Voters do care about saving Social Security, Medicare, and Medicaid. But they’re appropriately skeptical. They recognize that avoiding austerity will take more than an ephemeral blue wave. Rejecting McConnell is important. But rejecting the neoliberal mentality that has infected both major parties is equally important. No matter who is in charge of the next Congress, the austerity hawks will be hovering around it. The response to the threat posed by McConnell and his compatriots must combine absolute opposition to balancing budgets on the backs of the poor and absolute opposition to addressing deficits by assaulting the economic security of working families.
McConnell signaled in his Bloomberg interview that he wants to draw Democrats into his schemes. As always, he’s hoping that at least some congressional Democrats will embrace the “third-way” compromises that are invariably proposed by the “new Democrats” who put would attach a “D” to the indefensible agendas of Wall Street profiteers.
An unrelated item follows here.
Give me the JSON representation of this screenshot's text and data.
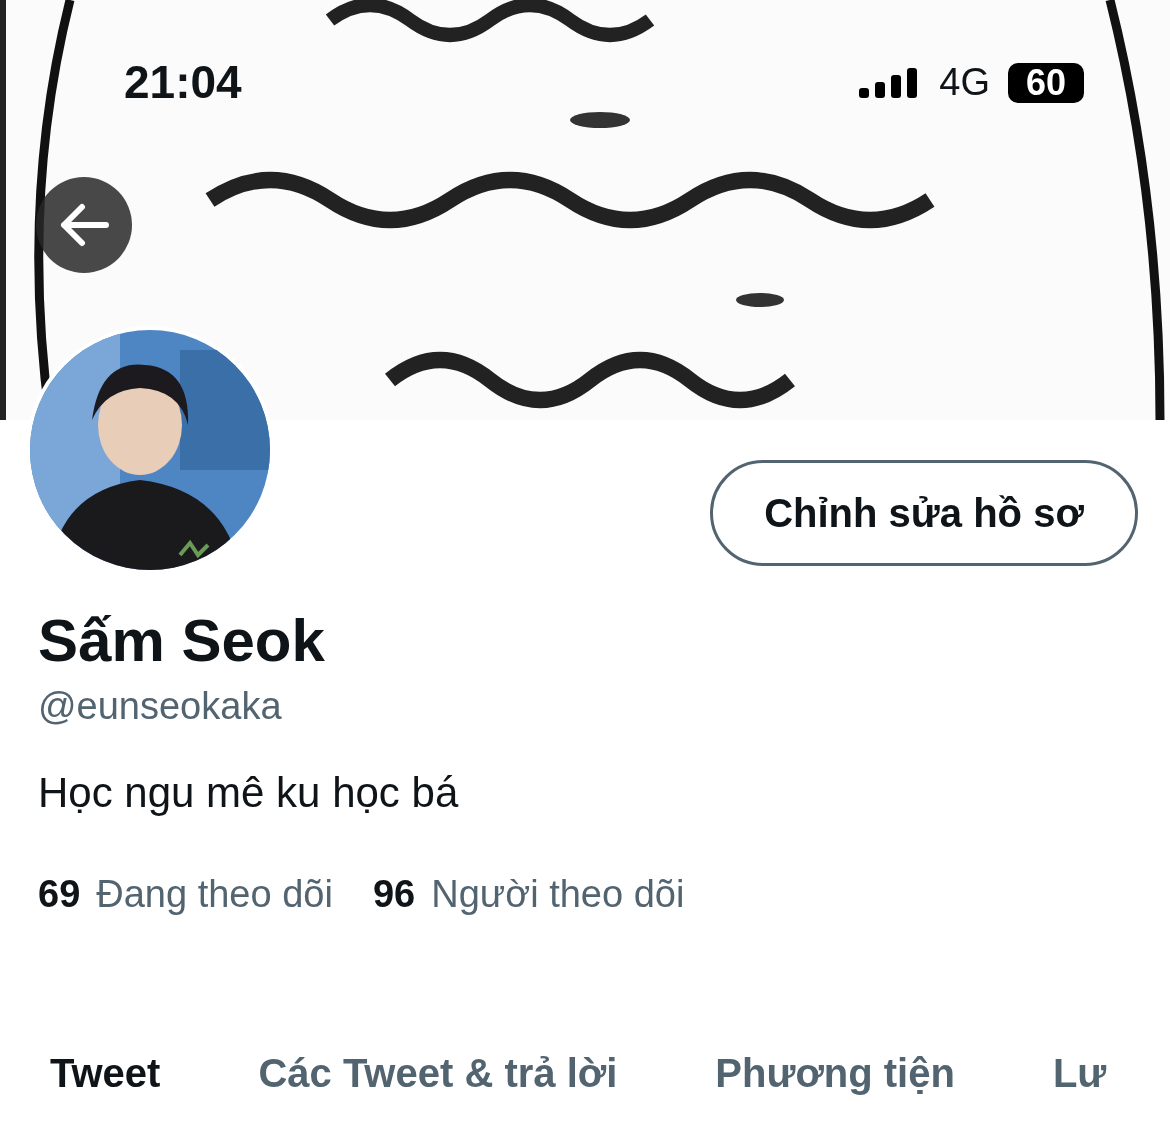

McConnell is talking about the need for bipartisanship to address the “crisis” he has created. But there can be no middle ground in this fight. There has to be clarity. Vermont Senator Bernie Sanders gets it right when he says, “Mitch McConnell wants to cut Social Security, Medicare, and Medicaid to pay for Republicans’ massive giveaway to the rich and large corporations. Enough! The American people must stand up and make clear to McConnell that we will expand, not cut, programs working people rely on.”